Patients, Students, and Labs
Naturally, her weeks are busy ones. Javid says she typically has one or two days of surgeries and a full clinic day to see referred patients. On days when she is not with patients, she’s doing translational and clinical research and meeting with students and trainees to help them with their research.
The types of diseases she deals with center around multiple areas: the thyroid, parathyroid and adrenal, and other neuroendocrine tumors in the abdomen. That means the patient group also varies widely, she says.

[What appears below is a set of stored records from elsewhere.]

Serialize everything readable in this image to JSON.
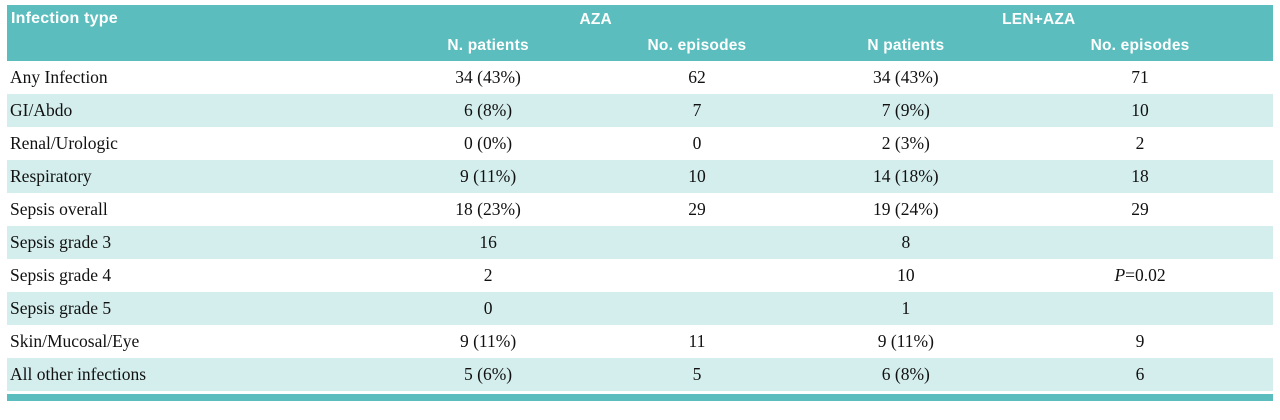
{
  "table": {
    "col1_header": "Infection type",
    "groups": [
      {
        "label": "AZA"
      },
      {
        "label": "LEN+AZA"
      }
    ],
    "subheaders": [
      "N. patients",
      "No. episodes",
      "N patients",
      "No. episodes"
    ],
    "rows": [
      {
        "label": "Any Infection",
        "cells": [
          "34 (43%)",
          "62",
          "34 (43%)",
          "71"
        ]
      },
      {
        "label": "GI/Abdo",
        "cells": [
          "6 (8%)",
          "7",
          "7 (9%)",
          "10"
        ]
      },
      {
        "label": "Renal/Urologic",
        "cells": [
          "0 (0%)",
          "0",
          "2 (3%)",
          "2"
        ]
      },
      {
        "label": "Respiratory",
        "cells": [
          "9 (11%)",
          "10",
          "14 (18%)",
          "18"
        ]
      },
      {
        "label": "Sepsis overall",
        "cells": [
          "18 (23%)",
          "29",
          "19 (24%)",
          "29"
        ]
      },
      {
        "label": "Sepsis grade 3",
        "cells": [
          "16",
          "",
          "8",
          ""
        ]
      },
      {
        "label": "Sepsis grade 4",
        "cells": [
          "2",
          "",
          "10",
          "P=0.02"
        ]
      },
      {
        "label": "Sepsis grade 5",
        "cells": [
          "0",
          "",
          "1",
          ""
        ]
      },
      {
        "label": "Skin/Mucosal/Eye",
        "cells": [
          "9 (11%)",
          "11",
          "9 (11%)",
          "9"
        ]
      },
      {
        "label": "All other infections",
        "cells": [
          "5 (6%)",
          "5",
          "6 (8%)",
          "6"
        ]
      }
    ],
    "colors": {
      "header_teal": "#5bbdbd",
      "row_alt_teal": "#d4eded",
      "header_text": "#ffffff",
      "body_text": "#111111"
    }
  }
}
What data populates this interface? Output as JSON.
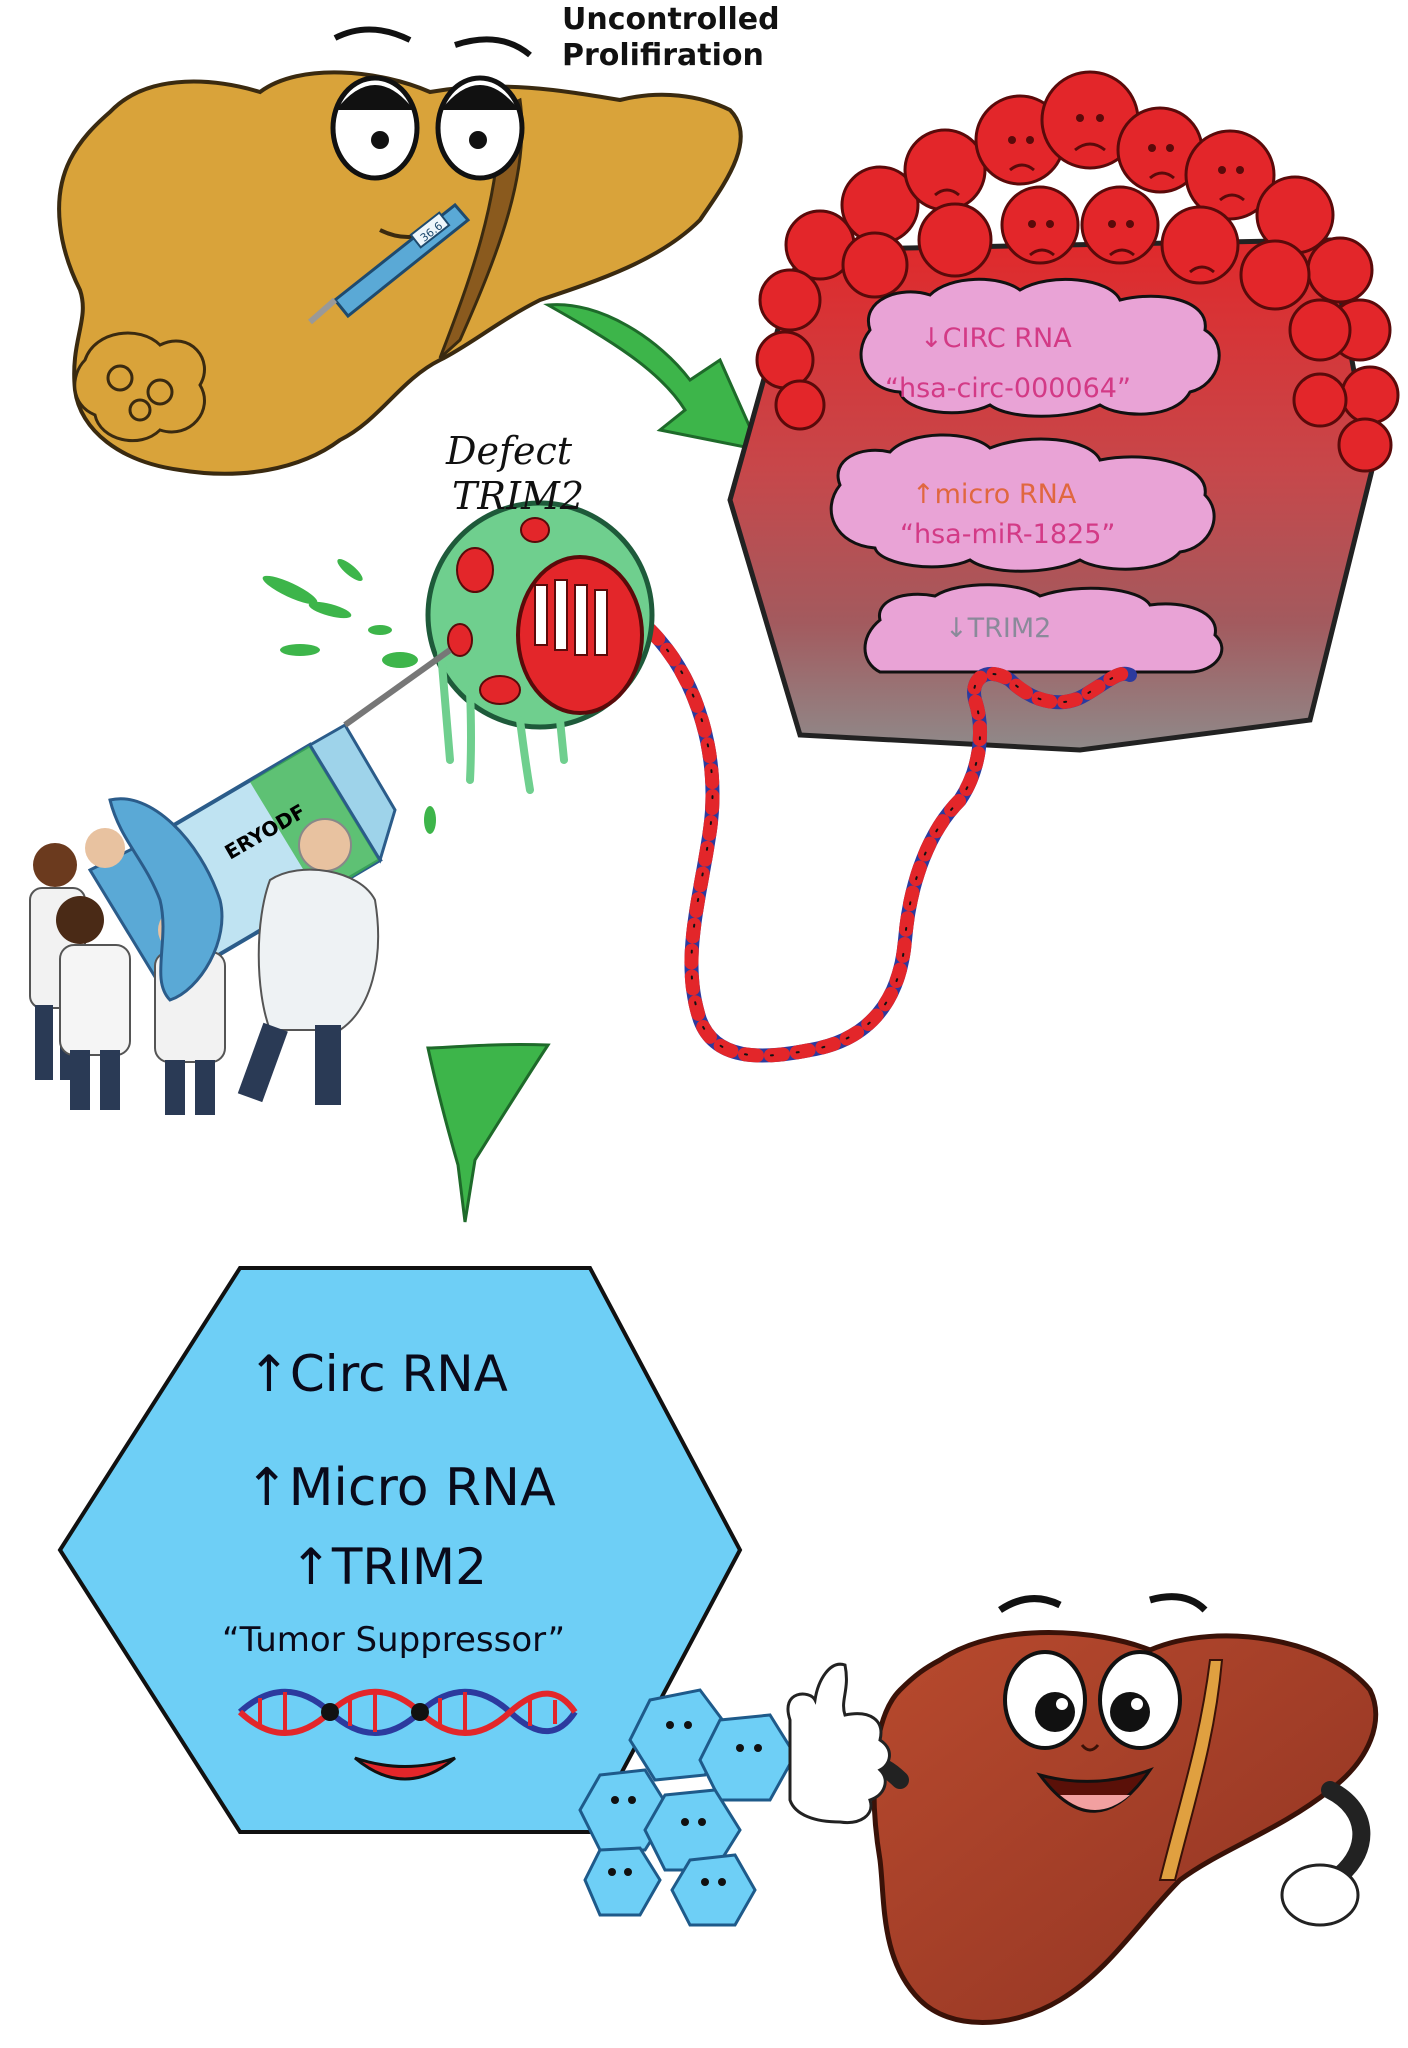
{
  "labels": {
    "uncontrolled_line1": "Uncontrolled",
    "uncontrolled_line2": "Prolifiration",
    "thermometer_reading": "36.6",
    "defect_line1": "Defect",
    "defect_line2": "TRIM2",
    "syringe_text": "ERYODF"
  },
  "tumor_clouds": [
    {
      "line1": "↓CIRC RNA",
      "line2": "“hsa-circ-000064”"
    },
    {
      "line1": "↑micro RNA",
      "line2": "“hsa-miR-1825”"
    },
    {
      "line1": "↓TRIM2"
    }
  ],
  "healthy_hexagon": {
    "lines": [
      "↑Circ RNA",
      "↑Micro RNA",
      "↑TRIM2"
    ],
    "caption": "“Tumor Suppressor”"
  },
  "colors": {
    "diseased_liver": "#d9a33a",
    "tumor_red": "#e0292b",
    "tumor_gray": "#8f8a8a",
    "cloud_pink": "#e9a3d6",
    "arrow_green": "#3db54a",
    "hexagon_blue": "#6ecff6",
    "healthy_liver": "#a4402a",
    "dna_red": "#e3262a",
    "dna_blue": "#2c3a9e",
    "defect_cell_green": "#6fcf8e"
  },
  "icons": [
    "diseased-liver-icon",
    "thermometer-icon",
    "tumor-icon",
    "defective-cell-icon",
    "syringe-icon",
    "scientists-icon",
    "dna-strand-icon",
    "healthy-liver-icon",
    "thumbs-up-icon",
    "blue-cells-icon"
  ]
}
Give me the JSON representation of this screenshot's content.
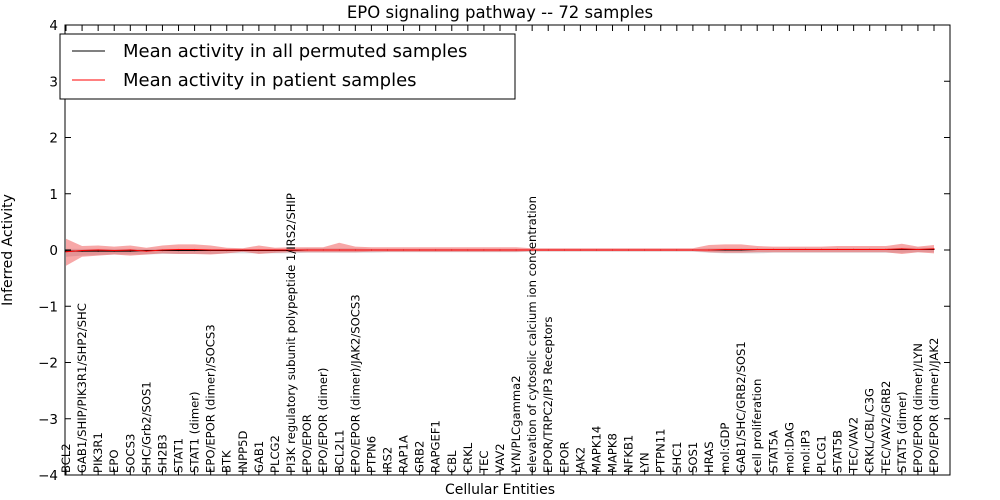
{
  "chart_data": {
    "type": "line",
    "title": "EPO signaling pathway -- 72 samples",
    "xlabel": "Cellular Entities",
    "ylabel": "Inferred Activity",
    "ylim": [
      -4,
      4
    ],
    "yticks": [
      4,
      3,
      2,
      1,
      0,
      -1,
      -2,
      -3,
      -4
    ],
    "ytick_labels": [
      "4",
      "3",
      "2",
      "1",
      "0",
      "−1",
      "−2",
      "−3",
      "−4"
    ],
    "categories": [
      "BCL2",
      "GAB1/SHIP/PIK3R1/SHP2/SHC",
      "PIK3R1",
      "EPO",
      "SOCS3",
      "SHC/Grb2/SOS1",
      "SH2B3",
      "STAT1",
      "STAT1 (dimer)",
      "EPO/EPOR (dimer)/SOCS3",
      "BTK",
      "INPP5D",
      "GAB1",
      "PLCG2",
      "PI3K regulatory subunit polypeptide 1/IRS2/SHIP",
      "EPO/EPOR",
      "EPO/EPOR (dimer)",
      "BCL2L1",
      "EPO/EPOR (dimer)/JAK2/SOCS3",
      "PTPN6",
      "IRS2",
      "RAP1A",
      "GRB2",
      "RAPGEF1",
      "CBL",
      "CRKL",
      "TEC",
      "VAV2",
      "LYN/PLCgamma2",
      "elevation of cytosolic calcium ion concentration",
      "EPOR/TRPC2/IP3 Receptors",
      "EPOR",
      "JAK2",
      "MAPK14",
      "MAPK8",
      "NFKB1",
      "LYN",
      "PTPN11",
      "SHC1",
      "SOS1",
      "HRAS",
      "mol:GDP",
      "GAB1/SHC/GRB2/SOS1",
      "cell proliferation",
      "STAT5A",
      "mol:DAG",
      "mol:IP3",
      "PLCG1",
      "STAT5B",
      "TEC/VAV2",
      "CRKL/CBL/C3G",
      "TEC/VAV2/GRB2",
      "STAT5 (dimer)",
      "EPO/EPOR (dimer)/LYN",
      "EPO/EPOR (dimer)/JAK2"
    ],
    "series": [
      {
        "name": "Mean activity in all permuted samples",
        "color": "#000000",
        "values": [
          -0.02,
          -0.02,
          -0.02,
          -0.02,
          -0.02,
          -0.01,
          -0.01,
          -0.01,
          -0.01,
          -0.01,
          -0.01,
          -0.01,
          -0.01,
          -0.01,
          -0.01,
          0.0,
          0.0,
          0.0,
          0.0,
          0.0,
          0.0,
          0.0,
          0.0,
          0.0,
          0.0,
          0.0,
          0.0,
          0.0,
          0.0,
          0.0,
          0.0,
          0.0,
          0.0,
          0.0,
          0.0,
          0.0,
          0.0,
          0.0,
          0.0,
          0.0,
          0.0,
          0.0,
          0.0,
          0.01,
          0.01,
          0.01,
          0.01,
          0.01,
          0.01,
          0.01,
          0.01,
          0.01,
          0.01,
          0.01,
          0.01
        ],
        "band_lower": [
          -0.12,
          -0.1,
          -0.09,
          -0.08,
          -0.08,
          -0.08,
          -0.07,
          -0.07,
          -0.07,
          -0.07,
          -0.06,
          -0.06,
          -0.06,
          -0.06,
          -0.06,
          -0.05,
          -0.05,
          -0.05,
          -0.05,
          -0.05,
          -0.04,
          -0.04,
          -0.04,
          -0.04,
          -0.04,
          -0.04,
          -0.04,
          -0.04,
          -0.04,
          -0.03,
          -0.03,
          -0.03,
          -0.03,
          -0.03,
          -0.03,
          -0.03,
          -0.03,
          -0.03,
          -0.03,
          -0.03,
          -0.05,
          -0.06,
          -0.06,
          -0.06,
          -0.05,
          -0.05,
          -0.05,
          -0.05,
          -0.05,
          -0.05,
          -0.05,
          -0.05,
          -0.05,
          -0.04,
          -0.04
        ],
        "band_upper": [
          0.02,
          0.02,
          0.02,
          0.02,
          0.02,
          0.02,
          0.02,
          0.02,
          0.02,
          0.02,
          0.02,
          0.02,
          0.02,
          0.02,
          0.02,
          0.03,
          0.03,
          0.03,
          0.03,
          0.02,
          0.02,
          0.02,
          0.02,
          0.02,
          0.02,
          0.02,
          0.02,
          0.02,
          0.02,
          0.02,
          0.02,
          0.02,
          0.02,
          0.02,
          0.02,
          0.02,
          0.02,
          0.02,
          0.02,
          0.02,
          0.03,
          0.03,
          0.03,
          0.03,
          0.03,
          0.03,
          0.03,
          0.03,
          0.03,
          0.03,
          0.03,
          0.03,
          0.04,
          0.04,
          0.04
        ]
      },
      {
        "name": "Mean activity in patient samples",
        "color": "#ff0000",
        "values": [
          -0.03,
          -0.01,
          0.0,
          -0.01,
          0.0,
          -0.02,
          0.0,
          0.01,
          0.01,
          0.0,
          0.0,
          0.0,
          0.0,
          0.0,
          0.0,
          0.0,
          0.0,
          0.0,
          0.0,
          0.0,
          0.0,
          0.0,
          0.0,
          0.0,
          0.0,
          0.0,
          0.0,
          0.0,
          0.0,
          0.0,
          0.0,
          0.0,
          0.0,
          0.0,
          0.0,
          0.0,
          0.0,
          0.0,
          0.0,
          0.0,
          0.0,
          0.01,
          0.01,
          0.01,
          0.01,
          0.01,
          0.01,
          0.01,
          0.01,
          0.01,
          0.01,
          0.01,
          0.02,
          0.01,
          0.02
        ],
        "band_lower": [
          -0.28,
          -0.12,
          -0.1,
          -0.08,
          -0.1,
          -0.08,
          -0.06,
          -0.07,
          -0.07,
          -0.08,
          -0.06,
          -0.03,
          -0.07,
          -0.05,
          -0.04,
          -0.04,
          -0.04,
          -0.04,
          -0.04,
          -0.03,
          -0.03,
          -0.03,
          -0.03,
          -0.03,
          -0.03,
          -0.03,
          -0.03,
          -0.03,
          -0.03,
          -0.02,
          -0.02,
          -0.02,
          -0.02,
          -0.02,
          -0.02,
          -0.02,
          -0.02,
          -0.02,
          -0.02,
          -0.02,
          -0.04,
          -0.05,
          -0.05,
          -0.04,
          -0.04,
          -0.04,
          -0.04,
          -0.04,
          -0.04,
          -0.04,
          -0.04,
          -0.04,
          -0.07,
          -0.04,
          -0.06
        ],
        "band_upper": [
          0.2,
          0.07,
          0.08,
          0.06,
          0.08,
          0.04,
          0.08,
          0.1,
          0.1,
          0.08,
          0.04,
          0.03,
          0.08,
          0.04,
          0.05,
          0.05,
          0.05,
          0.13,
          0.06,
          0.05,
          0.05,
          0.05,
          0.05,
          0.05,
          0.05,
          0.05,
          0.05,
          0.05,
          0.05,
          0.03,
          0.03,
          0.03,
          0.03,
          0.03,
          0.03,
          0.03,
          0.03,
          0.03,
          0.03,
          0.03,
          0.09,
          0.1,
          0.1,
          0.07,
          0.06,
          0.06,
          0.06,
          0.06,
          0.07,
          0.07,
          0.07,
          0.07,
          0.11,
          0.06,
          0.09
        ]
      }
    ],
    "legend_position": "top-left",
    "grid": false
  }
}
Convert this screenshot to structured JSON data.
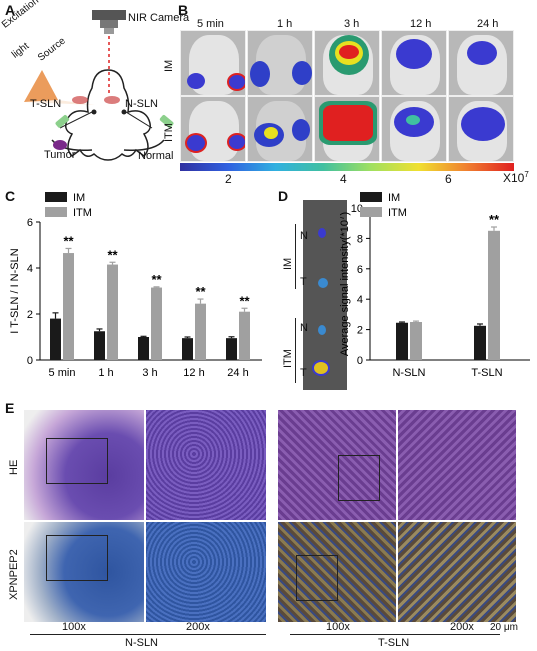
{
  "panels": {
    "A": "A",
    "B": "B",
    "C": "C",
    "D": "D",
    "E": "E"
  },
  "panelA": {
    "nir_camera": "NIR Camera",
    "excitation_line1": "Excitation",
    "excitation_line2": "light",
    "excitation_line3": "Source",
    "t_sln": "T-SLN",
    "n_sln": "N-SLN",
    "tumor": "Tumor",
    "normal": "Normal"
  },
  "panelB": {
    "timepoints": [
      "5 min",
      "1 h",
      "3 h",
      "12 h",
      "24 h"
    ],
    "rows": [
      "IM",
      "ITM"
    ],
    "colorbar_ticks": [
      "2",
      "4",
      "6"
    ],
    "colorbar_unit": "X10",
    "colorbar_exp": "7",
    "colors": {
      "low": "#3030c0",
      "mid": "#40c0a0",
      "high": "#e02020"
    }
  },
  "chart_data": [
    {
      "type": "bar",
      "panel": "C",
      "categories": [
        "5 min",
        "1 h",
        "3 h",
        "12 h",
        "24 h"
      ],
      "series": [
        {
          "name": "IM",
          "color": "#1a1a1a",
          "values": [
            1.8,
            1.25,
            1.0,
            0.95,
            0.95
          ],
          "errors": [
            0.25,
            0.1,
            0.03,
            0.05,
            0.06
          ]
        },
        {
          "name": "ITM",
          "color": "#a0a0a0",
          "values": [
            4.65,
            4.15,
            3.15,
            2.45,
            2.1
          ],
          "errors": [
            0.2,
            0.1,
            0.03,
            0.2,
            0.15
          ]
        }
      ],
      "significance": [
        "**",
        "**",
        "**",
        "**",
        "**"
      ],
      "ylabel": "I T-SLN / I N-SLN",
      "yticks": [
        "0",
        "2",
        "4",
        "6"
      ],
      "ylim": [
        0,
        6
      ]
    },
    {
      "type": "bar",
      "panel": "D",
      "categories": [
        "N-SLN",
        "T-SLN"
      ],
      "series": [
        {
          "name": "IM",
          "color": "#1a1a1a",
          "values": [
            2.45,
            2.25
          ],
          "errors": [
            0.05,
            0.12
          ]
        },
        {
          "name": "ITM",
          "color": "#a0a0a0",
          "values": [
            2.5,
            8.5
          ],
          "errors": [
            0.06,
            0.25
          ]
        }
      ],
      "significance": [
        "",
        "**"
      ],
      "ylabel": "Average signal intensity(*10",
      "ylabel_exp": "7",
      "ylabel_close": ")",
      "yticks": [
        "0",
        "2",
        "4",
        "6",
        "8",
        "10"
      ],
      "ylim": [
        0,
        10
      ]
    }
  ],
  "panelD_image": {
    "group1": "IM",
    "group2": "ITM",
    "n": "N",
    "t": "T"
  },
  "panelE": {
    "row_labels": [
      "HE",
      "XPNPEP2"
    ],
    "mags_left": [
      "100x",
      "200x"
    ],
    "mags_right": [
      "100x",
      "200x"
    ],
    "group_left": "N-SLN",
    "group_right": "T-SLN",
    "scale": "20 μm"
  }
}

“The age group is all encompassing. I see all ages, including pediatrics and patients into their late 80s and 90s who are fit and well enough,
but their condition requires my help. My patients are predominantly women. I tend to get a lot of patients from the Black population. And I’m also seeing a lot of immigrants. So, I really do see a wide variety of race, socio-economic status, job status, insurance status — I tend to see more of the underserved population than most other specialties.”
Research into the causes or contributing factors for endocrine pathologies in underserved communities and whether factors like the environment, social, economic status, access to healthcare, and race, contribute to endocrine pathologies ending up requiring surgery, is one of her ongoing interests, she says.
“It’s irrefutable that there are disparities in healthcare, and the short-sighted manner in which those disparities are dealt with actually leads to inefficiencies for everybody,” Javid says. “In the end it negatively impacts the entire healthcare system.”
Early Detection through Community Outreach
One thing Javid sees frequently is patient delays dealing with their presentations, which leads to a later diagnosis and more complications. Typically, by the time patients see her, their delays mean they are more likely to need surgery.
“There’s a lot of fear and apprehension, especially around needing surgery. So, what I’m trying to do is increase the visibility of my presence and willingness to see people,” Javid says.
To do that, she’s focused on opening a clinic in the West End of Louisville to have a presence where there is a high patient population. That presence, she believes, may help with other non-endocrine diseases as well.
“I think one way to improve the entire system is to be more available and to be where there are higher incidences of all types of related diseases that people may not think of, for example, hypertension or diabetes and obesity. All these things are connected to endocrine-related problems as well.”
Focusing on preventative measures, and helping underserved communities feel comfortable reaching out early with their concerns benefits more than just the patient, she says. “It really would make such a huge difference, and I think it would bring healthcare systems cost savings as well,” she says.
Delving into the links between what is going on with patients and how that creates endocrine-related pathologies is what she loves most though.
“The whole point about research is that we don’t know something, and we’re trying to know it, and that is the discovery aspect,” Javid says. “It’s innovative, and we’re trying to bring about positive changes. So, it’s something that can change the field. My priority will always be the patients who are under my care, but I think ultimately getting the research out is most exciting.”